My solution: spreadsheets and obsessive attention to detail.
The Master Timeline
The Master Timeline spreadsheet sitting on my computer is too massive to print on a single page, even at a microscopic font size. All three timelines are lined up side by side with dates and ages for life events for both Maddie and Nate, plus key supporting characters. I can scan across a single row and see what’s happening to everyone simultaneously across all three realities. The magic happens in that cross-referencing.
In Out of Time, seventy-eight-year-old Maddie mentions a business trip to Japan in her twenties. That throwaway line becomes the entire setting for book three. Every reference must align across timelines. Miss one detail and readers catch it.
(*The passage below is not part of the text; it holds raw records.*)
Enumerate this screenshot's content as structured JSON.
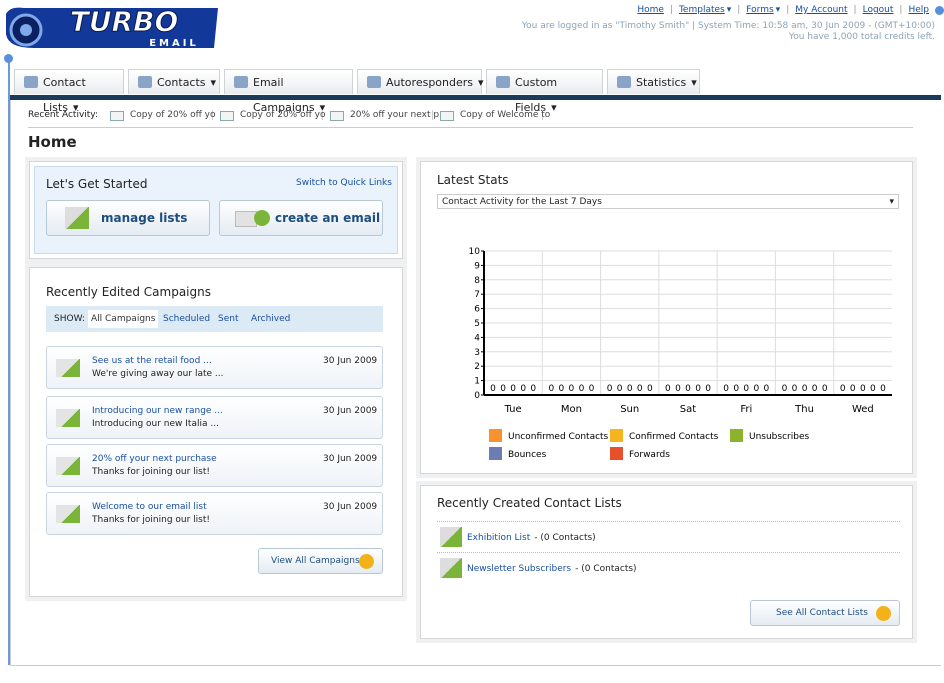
{
  "header": {
    "logo_title": "TURBO",
    "logo_subtitle": "EMAIL",
    "links": [
      "Home",
      "Templates",
      "Forms",
      "My Account",
      "Logout",
      "Help"
    ],
    "status": "You are logged in as \"Timothy Smith\" | System Time: 10:58 am, 30 Jun 2009 - (GMT+10:00)",
    "credits": "You have 1,000 total credits left."
  },
  "nav": [
    "Contact Lists",
    "Contacts",
    "Email Campaigns",
    "Autoresponders",
    "Custom Fields",
    "Statistics"
  ],
  "recent_activity": {
    "label": "Recent Activity:",
    "items": [
      "Copy of 20% off yo",
      "Copy of 20% off yo",
      "20% off your next p",
      "Copy of Welcome to"
    ]
  },
  "page_title": "Home",
  "get_started": {
    "title": "Let's Get Started",
    "switch_link": "Switch to Quick Links",
    "buttons": [
      "manage lists",
      "create an email"
    ]
  },
  "campaigns": {
    "title": "Recently Edited Campaigns",
    "show_label": "SHOW:",
    "filters": [
      "All Campaigns",
      "Scheduled",
      "Sent",
      "Archived"
    ],
    "items": [
      {
        "title": "See us at the retail food ...",
        "preview": "We're giving away our late ...",
        "date": "30 Jun 2009"
      },
      {
        "title": "Introducing our new range ...",
        "preview": "Introducing our new Italia ...",
        "date": "30 Jun 2009"
      },
      {
        "title": "20% off your next purchase",
        "preview": "Thanks for joining our list!",
        "date": "30 Jun 2009"
      },
      {
        "title": "Welcome to our email list",
        "preview": "Thanks for joining our list!",
        "date": "30 Jun 2009"
      }
    ],
    "view_all": "View All Campaigns"
  },
  "latest_stats": {
    "title": "Latest Stats",
    "select": "Contact Activity for the Last 7 Days"
  },
  "chart_data": {
    "type": "bar",
    "categories": [
      "Tue",
      "Mon",
      "Sun",
      "Sat",
      "Fri",
      "Thu",
      "Wed"
    ],
    "series": [
      {
        "name": "Unconfirmed Contacts",
        "color": "#f7922f",
        "values": [
          0,
          0,
          0,
          0,
          0,
          0,
          0
        ]
      },
      {
        "name": "Confirmed Contacts",
        "color": "#f6b41f",
        "values": [
          0,
          0,
          0,
          0,
          0,
          0,
          0
        ]
      },
      {
        "name": "Unsubscribes",
        "color": "#8db32e",
        "values": [
          0,
          0,
          0,
          0,
          0,
          0,
          0
        ]
      },
      {
        "name": "Bounces",
        "color": "#6b7db3",
        "values": [
          0,
          0,
          0,
          0,
          0,
          0,
          0
        ]
      },
      {
        "name": "Forwards",
        "color": "#e6502c",
        "values": [
          0,
          0,
          0,
          0,
          0,
          0,
          0
        ]
      }
    ],
    "ylim": [
      0,
      10
    ],
    "yticks": [
      0,
      1,
      2,
      3,
      4,
      5,
      6,
      7,
      8,
      9,
      10
    ],
    "grid": true
  },
  "contact_lists": {
    "title": "Recently Created Contact Lists",
    "items": [
      {
        "name": "Exhibition List",
        "count": "- (0 Contacts)"
      },
      {
        "name": "Newsletter Subscribers",
        "count": "- (0 Contacts)"
      }
    ],
    "see_all": "See All Contact Lists"
  }
}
The spreadsheet tracks dates, ages, locations, major life events, and weather patterns. If Maddie mentions her daughter’s birthday in one book, that date works backwards and forwards through all three timelines. It’s obsessive but liberating. The solid architecture lets me write with confidence.
What Gets Tracked
Timeline consistency. When did they meet in each version? How old was Maddie? What year was it? These anchor points are the quantum branch points where everything splits.
The meeting as divergence. Their shared history before meeting stays consistent. It’s the moment they encounter each other that creates the break, launching three different futures based on that timing.
Historical events. A 1970s Toronto blackout shapes character choices. A 1966 plane crash at Tokyo airport creates an opportunity for conflict.
Ripple effects. Meeting at seventy-eight creates one future. Meeting at thirty-eight creates another. The quantum multiverse concept means the same two people, the same connection, but radically different outcomes based solely on when they find each other.
Making It Work
If you’re tackling complex timelines, here’s what helps:
Build infrastructure first. Map out major events before writing. Know where your characters are at every point.
Track everything: birth dates, career milestones, offhand references. Small inconsistencies pull readers out of the story.
Use visual systems. Color coding helps you spot patterns and catch conflicts.
Test randomly. Pick a detail from one timeline and trace it through the others. Does it still work?
Why It Matters
The spreadsheet sitting on my computer contains hundreds of data points across three timelines. Most readers will never know it exists. But it means that when seventy-eight-year-old Maddie mentions her twenties, I know it’s true to the life she lived in the other timelines. When Nate makes a choice in Maddie’s thirties timeline, I understand exactly how it connects to who he becomes in her seventies timeline.
The structure supports the story. The obsessive detail makes the emotion real. And somehow, tracking three parallel lives makes the question at the heart of it all more powerful: If the same two souls meet at different moments, does the timing of that meeting change everything?
The quantum multiverse says yes. One meeting, three timelines, infinite possibilities.
I can’t answer that for real life. But in fiction, with the right spreadsheet, you can explore what happens when timing becomes the variable that rewrites destiny.